5/23/12 Zyto Scan results may have been skewed as I had just sampled some serenity. Results called for Myrrh, White Fir & Citrus Bliss. Received samples of each to tide me over until next order--sparingly.

6/2/2012
Citrus Bliss
Frankincense
Peppermint
White Fir
Myrrh
Wild Orange
Lavender

6/16/2012
Deep Blue
Helichrysum
Geranium
Got my first lotus diffuser

I've sampled a bit of my product, but must say I've used more of the wild orange and lavender--I'm almost out of them. Although it has only been a short while, I think the geranium is very special.

I know this leg of my journey through life is only beginning. I have been on and off medications for 18 years. Something truly is different today though. I hesitated to open up to this group with such brutal honesty. But I am an open book, and my secrets could kill me. I know at my core that I am in this for the long haul. I haven't figured out how I will continue to invest raw dollars in my health and wellness; but I know I can continue to invest my energy and time into healing; and I trust that as I share my passion with others my every need will be met. I'm still here. drug-free.
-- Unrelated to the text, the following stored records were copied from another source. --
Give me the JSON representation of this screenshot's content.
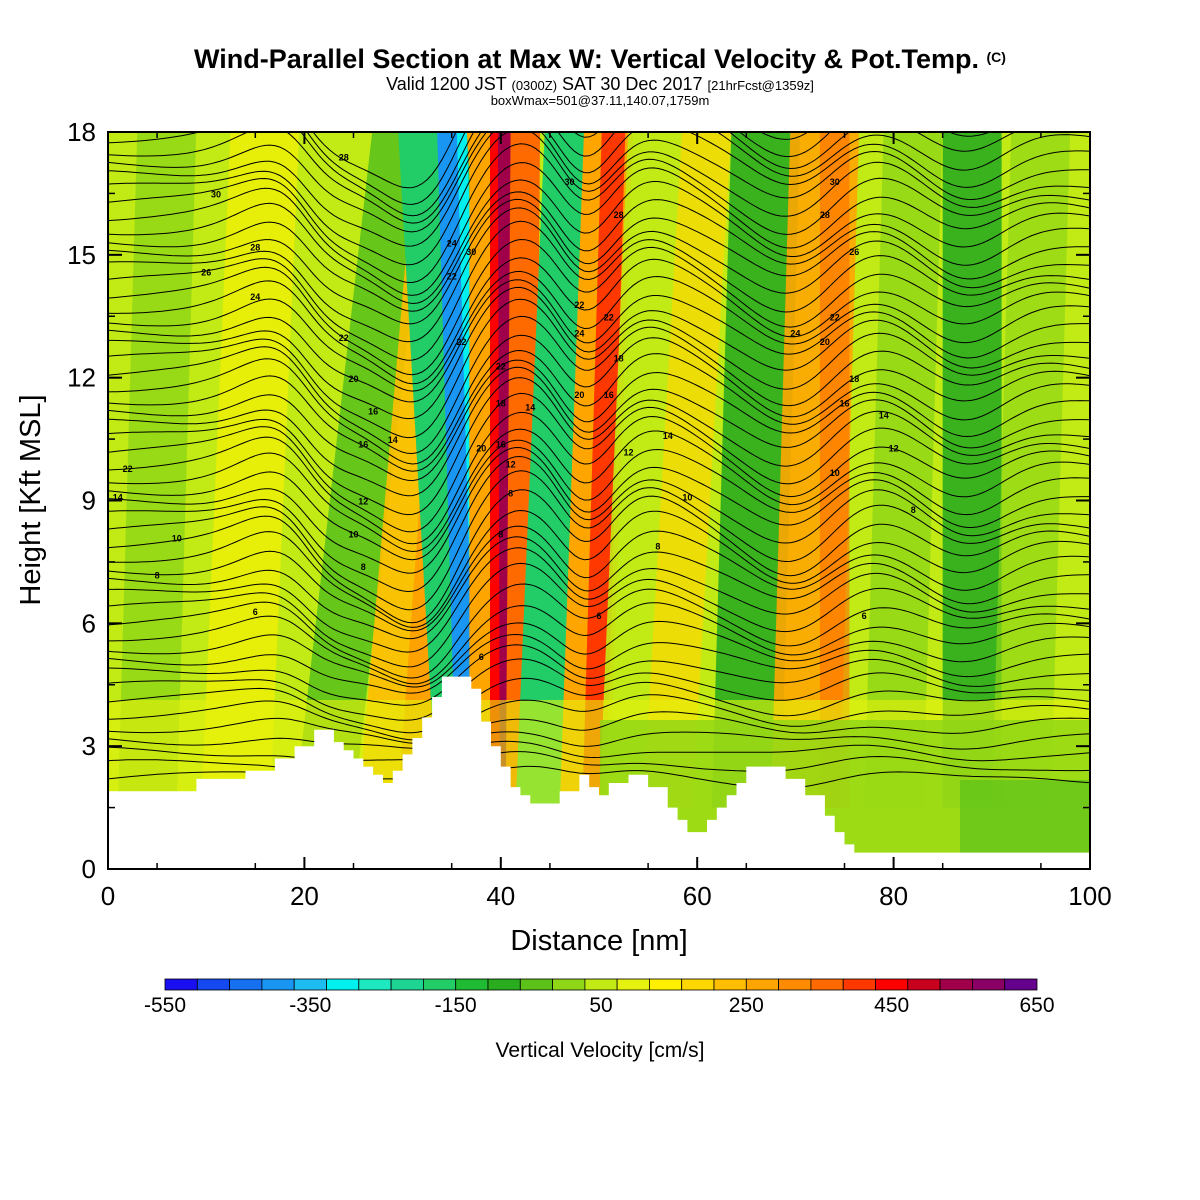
{
  "header": {
    "title_main": "Wind-Parallel Section at Max W: Vertical Velocity & Pot.Temp.",
    "title_mark": "(C)",
    "valid_a": "Valid 1200 JST",
    "valid_b": "(0300Z)",
    "valid_c": "SAT 30 Dec 2017",
    "valid_d": "[21hrFcst@1359z]",
    "box_info": "boxWmax=501@37.11,140.07,1759m"
  },
  "chart_data": {
    "type": "heatmap",
    "xlabel": "Distance [nm]",
    "ylabel": "Height [Kft MSL]",
    "xlim": [
      0,
      100
    ],
    "ylim": [
      0,
      18
    ],
    "x_ticks": [
      0,
      20,
      40,
      60,
      80,
      100
    ],
    "y_ticks": [
      0,
      3,
      6,
      9,
      12,
      15,
      18
    ],
    "colorbar": {
      "label": "Vertical Velocity [cm/s]",
      "tick_labels": [
        "-550",
        "-350",
        "-150",
        "50",
        "250",
        "450",
        "650"
      ],
      "levels_min": -550,
      "levels_max": 650,
      "levels_step": 50,
      "colors": [
        "#1a0ff0",
        "#1448f0",
        "#1670ef",
        "#1995f2",
        "#1dbdf2",
        "#00f0f0",
        "#1de8c0",
        "#1ed493",
        "#22cc66",
        "#1fbb33",
        "#2aac1f",
        "#5cc21a",
        "#8fd617",
        "#c2ea14",
        "#e5f10e",
        "#fff000",
        "#ffd700",
        "#ffbe00",
        "#ffa500",
        "#ff8c00",
        "#ff6a00",
        "#ff3800",
        "#ff0000",
        "#c8001e",
        "#a0004a",
        "#8a0064",
        "#64008c"
      ]
    },
    "terrain_kft": [
      [
        0,
        1.9
      ],
      [
        9,
        1.9
      ],
      [
        9,
        2.2
      ],
      [
        14,
        2.2
      ],
      [
        14,
        2.4
      ],
      [
        17,
        2.4
      ],
      [
        17,
        2.7
      ],
      [
        19,
        2.7
      ],
      [
        19,
        3.0
      ],
      [
        21,
        3.0
      ],
      [
        21,
        3.4
      ],
      [
        23,
        3.4
      ],
      [
        23,
        3.1
      ],
      [
        24,
        3.1
      ],
      [
        24,
        2.9
      ],
      [
        25,
        2.9
      ],
      [
        25,
        2.7
      ],
      [
        26,
        2.7
      ],
      [
        26,
        2.5
      ],
      [
        27,
        2.5
      ],
      [
        27,
        2.3
      ],
      [
        28,
        2.3
      ],
      [
        28,
        2.1
      ],
      [
        29,
        2.1
      ],
      [
        29,
        2.4
      ],
      [
        30,
        2.4
      ],
      [
        30,
        2.8
      ],
      [
        31,
        2.8
      ],
      [
        31,
        3.2
      ],
      [
        32,
        3.2
      ],
      [
        32,
        3.7
      ],
      [
        33,
        3.7
      ],
      [
        33,
        4.2
      ],
      [
        34,
        4.2
      ],
      [
        34,
        4.7
      ],
      [
        37,
        4.7
      ],
      [
        37,
        4.4
      ],
      [
        38,
        4.4
      ],
      [
        38,
        3.6
      ],
      [
        39,
        3.6
      ],
      [
        39,
        3.0
      ],
      [
        40,
        3.0
      ],
      [
        40,
        2.5
      ],
      [
        41,
        2.5
      ],
      [
        41,
        2.0
      ],
      [
        42,
        2.0
      ],
      [
        42,
        1.8
      ],
      [
        43,
        1.8
      ],
      [
        43,
        1.6
      ],
      [
        46,
        1.6
      ],
      [
        46,
        1.9
      ],
      [
        48,
        1.9
      ],
      [
        48,
        2.3
      ],
      [
        49,
        2.3
      ],
      [
        49,
        2.0
      ],
      [
        50,
        2.0
      ],
      [
        50,
        1.8
      ],
      [
        51,
        1.8
      ],
      [
        51,
        2.1
      ],
      [
        53,
        2.1
      ],
      [
        53,
        2.3
      ],
      [
        55,
        2.3
      ],
      [
        55,
        2.0
      ],
      [
        57,
        2.0
      ],
      [
        57,
        1.5
      ],
      [
        58,
        1.5
      ],
      [
        58,
        1.2
      ],
      [
        59,
        1.2
      ],
      [
        59,
        0.9
      ],
      [
        61,
        0.9
      ],
      [
        61,
        1.2
      ],
      [
        62,
        1.2
      ],
      [
        62,
        1.5
      ],
      [
        63,
        1.5
      ],
      [
        63,
        1.8
      ],
      [
        64,
        1.8
      ],
      [
        64,
        2.1
      ],
      [
        65,
        2.1
      ],
      [
        65,
        2.5
      ],
      [
        69,
        2.5
      ],
      [
        69,
        2.2
      ],
      [
        71,
        2.2
      ],
      [
        71,
        1.8
      ],
      [
        73,
        1.8
      ],
      [
        73,
        1.3
      ],
      [
        74,
        1.3
      ],
      [
        74,
        0.9
      ],
      [
        75,
        0.9
      ],
      [
        75,
        0.6
      ],
      [
        76,
        0.6
      ],
      [
        76,
        0.4
      ],
      [
        100,
        0.4
      ]
    ],
    "theta_label_values": [
      "30",
      "28",
      "26",
      "24",
      "22",
      "20",
      "18",
      "16",
      "14",
      "12",
      "10",
      "8",
      "6"
    ]
  }
}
God has a purpose and passion for me, and I do believe God is at the center of ALL healing, and the nature of my prayer life intersecting with life situations at the moment I made the decision to "do doTERRA" leads me to believe this is divinely inspired.
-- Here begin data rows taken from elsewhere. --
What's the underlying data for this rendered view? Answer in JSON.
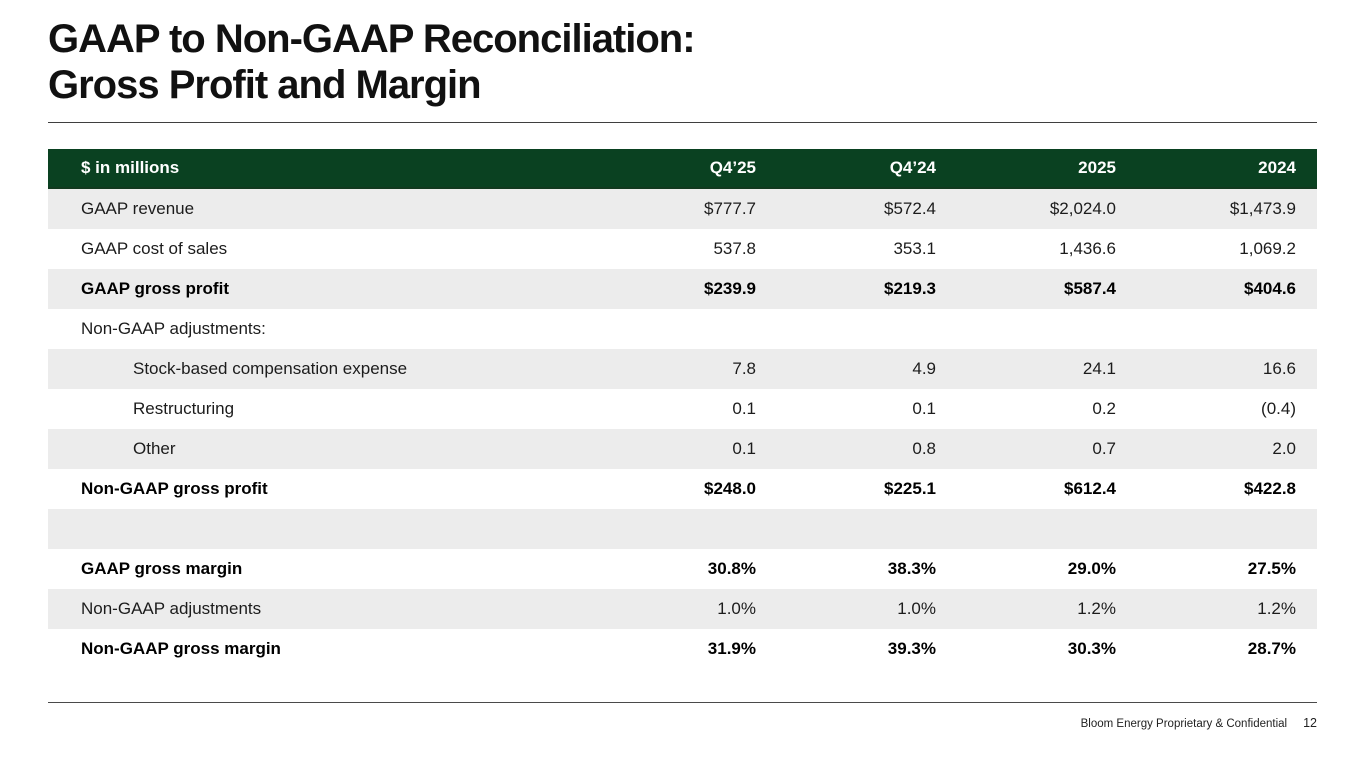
{
  "slide": {
    "title_line1": "GAAP to Non-GAAP Reconciliation:",
    "title_line2": "Gross Profit and Margin"
  },
  "table": {
    "unit_label": "$ in millions",
    "columns": [
      "Q4’25",
      "Q4’24",
      "2025",
      "2024"
    ],
    "rows": [
      {
        "label": "GAAP revenue",
        "values": [
          "$777.7",
          "$572.4",
          "$2,024.0",
          "$1,473.9"
        ],
        "bold": false,
        "indent": false
      },
      {
        "label": "GAAP cost of sales",
        "values": [
          "537.8",
          "353.1",
          "1,436.6",
          "1,069.2"
        ],
        "bold": false,
        "indent": false
      },
      {
        "label": "GAAP gross profit",
        "values": [
          "$239.9",
          "$219.3",
          "$587.4",
          "$404.6"
        ],
        "bold": true,
        "indent": false
      },
      {
        "label": "Non-GAAP adjustments:",
        "values": [
          "",
          "",
          "",
          ""
        ],
        "bold": false,
        "indent": false
      },
      {
        "label": "Stock-based compensation expense",
        "values": [
          "7.8",
          "4.9",
          "24.1",
          "16.6"
        ],
        "bold": false,
        "indent": true
      },
      {
        "label": "Restructuring",
        "values": [
          "0.1",
          "0.1",
          "0.2",
          "(0.4)"
        ],
        "bold": false,
        "indent": true
      },
      {
        "label": "Other",
        "values": [
          "0.1",
          "0.8",
          "0.7",
          "2.0"
        ],
        "bold": false,
        "indent": true
      },
      {
        "label": "Non-GAAP gross profit",
        "values": [
          "$248.0",
          "$225.1",
          "$612.4",
          "$422.8"
        ],
        "bold": true,
        "indent": false
      },
      {
        "label": "",
        "values": [
          "",
          "",
          "",
          ""
        ],
        "bold": false,
        "indent": false
      },
      {
        "label": "GAAP gross margin",
        "values": [
          "30.8%",
          "38.3%",
          "29.0%",
          "27.5%"
        ],
        "bold": true,
        "indent": false
      },
      {
        "label": "Non-GAAP adjustments",
        "values": [
          "1.0%",
          "1.0%",
          "1.2%",
          "1.2%"
        ],
        "bold": false,
        "indent": false
      },
      {
        "label": "Non-GAAP gross margin",
        "values": [
          "31.9%",
          "39.3%",
          "30.3%",
          "28.7%"
        ],
        "bold": true,
        "indent": false
      }
    ]
  },
  "footer": {
    "note": "Bloom Energy Proprietary & Confidential",
    "page": "12"
  },
  "colors": {
    "header_bg": "#0A4121",
    "header_text": "#FFFFFF",
    "row_stripe": "#ECECEC",
    "divider": "#3F3F3F"
  }
}
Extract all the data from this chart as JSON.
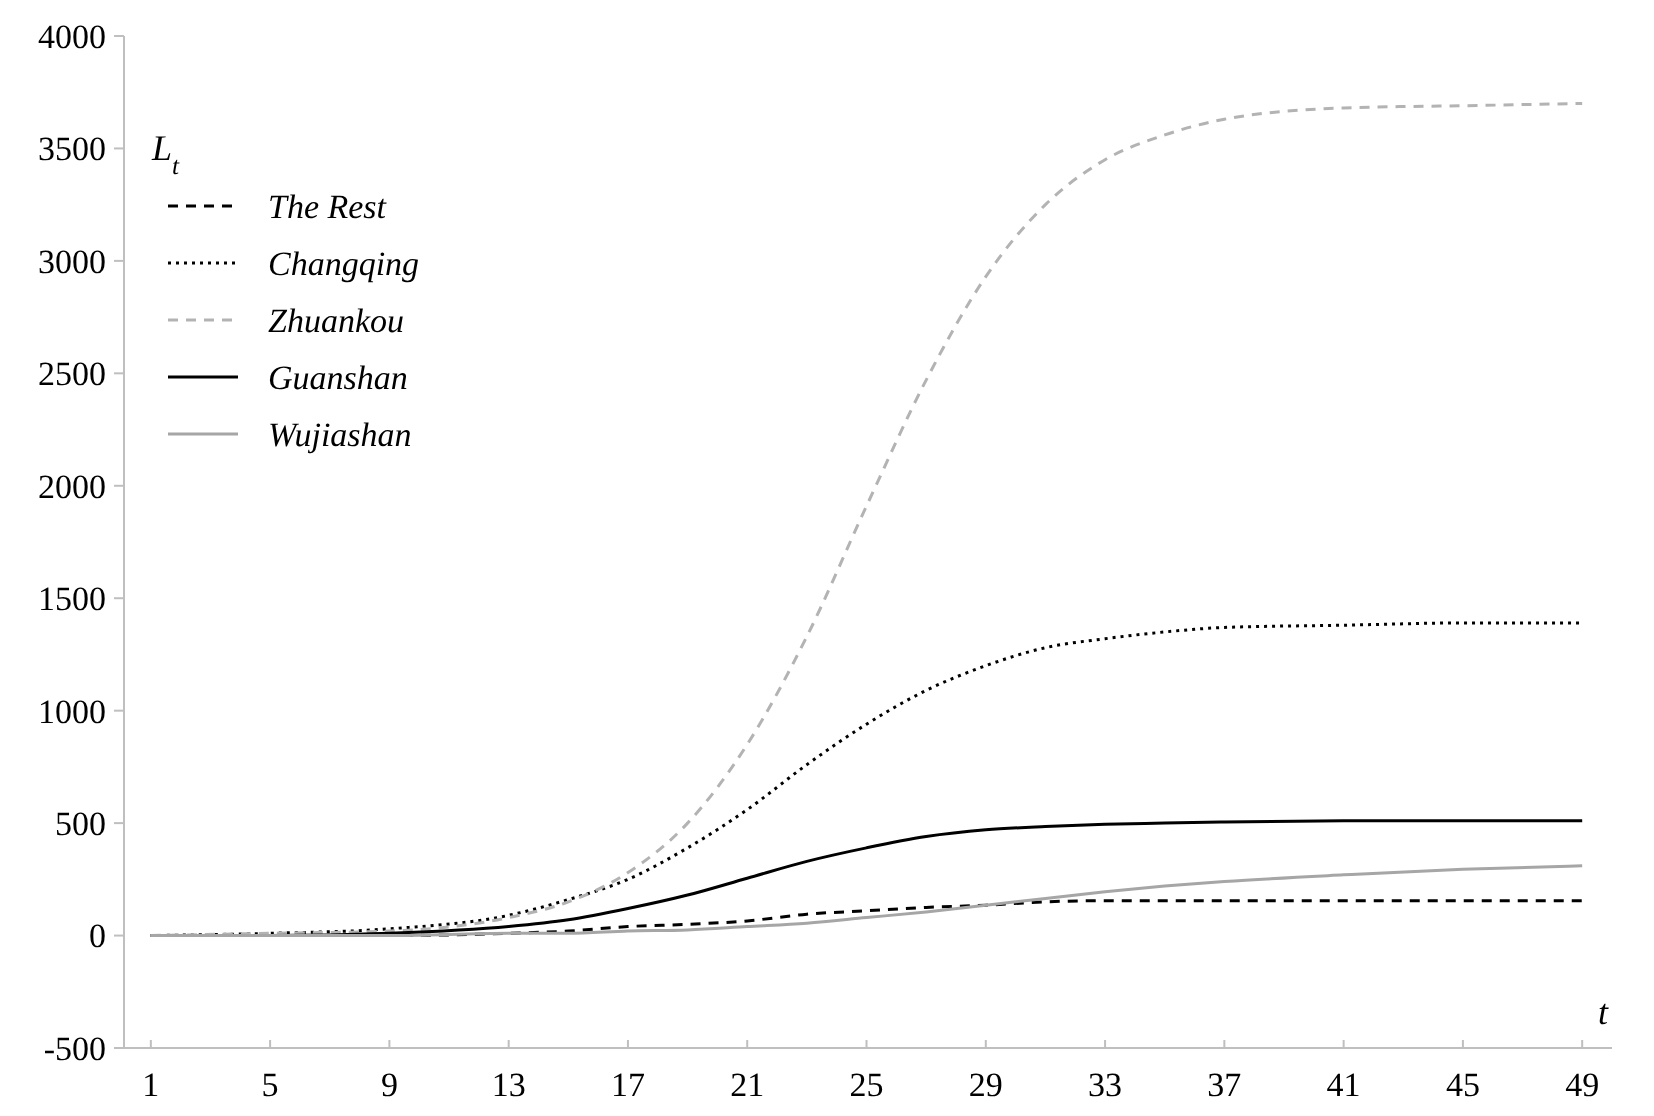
{
  "chart_data": {
    "type": "line",
    "xlabel": "t",
    "ylabel": "L$_{t}$",
    "x": [
      1,
      5,
      9,
      13,
      15,
      17,
      19,
      21,
      23,
      25,
      27,
      29,
      31,
      33,
      35,
      37,
      41,
      45,
      49
    ],
    "xlim": [
      0.1,
      50
    ],
    "xticks": [
      1,
      5,
      9,
      13,
      17,
      21,
      25,
      29,
      33,
      37,
      41,
      45,
      49
    ],
    "ylim": [
      -500,
      4000
    ],
    "yticks": [
      -500,
      0,
      500,
      1000,
      1500,
      2000,
      2500,
      3000,
      3500,
      4000
    ],
    "grid": false,
    "legend": "top left",
    "marker": "none",
    "series": [
      {
        "name": "The Rest",
        "color": "#000000",
        "line_style": "dashed",
        "values": [
          0,
          0,
          0,
          10,
          20,
          40,
          50,
          65,
          95,
          110,
          125,
          135,
          150,
          155,
          155,
          155,
          155,
          155,
          155
        ]
      },
      {
        "name": "Changqing",
        "color": "#000000",
        "line_style": "dotted",
        "values": [
          0,
          10,
          30,
          90,
          160,
          250,
          390,
          560,
          760,
          940,
          1090,
          1200,
          1280,
          1320,
          1350,
          1370,
          1380,
          1390,
          1390
        ]
      },
      {
        "name": "Zhuankou",
        "color": "#b3b3b3",
        "line_style": "dashed",
        "values": [
          0,
          10,
          20,
          80,
          150,
          280,
          500,
          850,
          1330,
          1910,
          2470,
          2930,
          3250,
          3450,
          3560,
          3630,
          3680,
          3690,
          3700
        ]
      },
      {
        "name": "Guanshan",
        "color": "#000000",
        "line_style": "solid",
        "values": [
          0,
          0,
          10,
          40,
          70,
          120,
          180,
          255,
          330,
          390,
          440,
          470,
          485,
          495,
          500,
          505,
          510,
          510,
          510
        ]
      },
      {
        "name": "Wujiashan",
        "color": "#a6a6a6",
        "line_style": "solid",
        "values": [
          0,
          0,
          0,
          10,
          10,
          20,
          25,
          40,
          55,
          80,
          105,
          135,
          165,
          195,
          220,
          240,
          270,
          295,
          310
        ]
      }
    ]
  }
}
Since starting doTERRA I have completed training and received certification in suicide prevention training--a huge emotional milestone for me--traveling to the training my car cracked a head and I have been without transportation. But God sent an angel navy petty officer who drove me the rest of the way to the training. I am parenting an extremely high risk suicidal 18 year old son, and am "Momma Stella" to many a wayward youth. I am walking through severe consequences as a result of my compulsive gambling and my maybe not too wise decision to become vulnerable in a romantic relationship has yielded yet another broken heart--just today. Any of these situations alone could have previously seemed more than I could bear for a day, and sent me into a dreary doomsday experience. I won't say there is no pain today, but it is not unfathomable. I have a solid lining of hope that surrounds all that I am. I have not always been able to make that statement in truth.
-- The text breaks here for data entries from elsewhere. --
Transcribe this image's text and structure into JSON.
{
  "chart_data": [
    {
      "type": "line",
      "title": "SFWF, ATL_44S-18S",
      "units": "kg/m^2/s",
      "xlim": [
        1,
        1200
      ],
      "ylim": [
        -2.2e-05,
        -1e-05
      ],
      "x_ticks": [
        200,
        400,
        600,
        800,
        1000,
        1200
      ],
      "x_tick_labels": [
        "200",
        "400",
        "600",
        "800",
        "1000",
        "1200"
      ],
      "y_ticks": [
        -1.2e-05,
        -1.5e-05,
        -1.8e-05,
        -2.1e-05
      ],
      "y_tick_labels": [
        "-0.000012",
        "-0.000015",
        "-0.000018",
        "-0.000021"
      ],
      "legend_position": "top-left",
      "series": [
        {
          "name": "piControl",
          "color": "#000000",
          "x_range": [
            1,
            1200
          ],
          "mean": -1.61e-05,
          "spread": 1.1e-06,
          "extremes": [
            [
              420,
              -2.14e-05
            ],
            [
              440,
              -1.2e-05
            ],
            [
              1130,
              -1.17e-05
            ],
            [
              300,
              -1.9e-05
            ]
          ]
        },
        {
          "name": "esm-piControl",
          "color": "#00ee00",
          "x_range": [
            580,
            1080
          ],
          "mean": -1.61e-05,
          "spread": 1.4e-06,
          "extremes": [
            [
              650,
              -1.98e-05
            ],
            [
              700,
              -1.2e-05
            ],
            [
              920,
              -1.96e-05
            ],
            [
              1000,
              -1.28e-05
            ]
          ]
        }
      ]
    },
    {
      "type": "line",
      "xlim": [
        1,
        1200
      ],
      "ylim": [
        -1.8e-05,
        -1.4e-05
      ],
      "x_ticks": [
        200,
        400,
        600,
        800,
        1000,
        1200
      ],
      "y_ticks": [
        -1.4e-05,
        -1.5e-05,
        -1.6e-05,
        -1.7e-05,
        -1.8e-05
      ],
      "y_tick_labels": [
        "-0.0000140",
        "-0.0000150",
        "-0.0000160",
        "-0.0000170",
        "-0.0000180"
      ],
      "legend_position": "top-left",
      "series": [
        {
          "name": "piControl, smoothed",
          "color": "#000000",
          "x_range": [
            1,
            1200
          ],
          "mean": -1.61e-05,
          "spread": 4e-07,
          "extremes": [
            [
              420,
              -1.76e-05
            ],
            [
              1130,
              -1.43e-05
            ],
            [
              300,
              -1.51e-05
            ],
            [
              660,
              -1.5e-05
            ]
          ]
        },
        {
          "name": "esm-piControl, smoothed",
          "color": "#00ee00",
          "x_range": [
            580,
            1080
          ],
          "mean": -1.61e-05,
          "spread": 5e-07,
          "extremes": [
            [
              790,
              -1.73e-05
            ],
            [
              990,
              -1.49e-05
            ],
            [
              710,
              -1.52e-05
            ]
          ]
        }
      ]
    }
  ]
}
I am ready for the adventure.

Stella Shoff
183669




On Friday, June 29, 2012 10:51:42 PM UTC-5, stella...@att.net wrote:
I couldn't wait to get online and share my day's experience. A little over two months ago I made a DECISION on which I took ACTION. I decided that the damaging side effects of the "bucket full" of psychotropic medications I had been prescribed and was administering was NO LONGER WORTH THE RISK. I weaned off of multiple anti-depressants, mood-stabilizers and opiate blockers. I told my Dr. I had discontinued her prescriptions. Her response, "Oh, so you chose HEALTH." Praise God.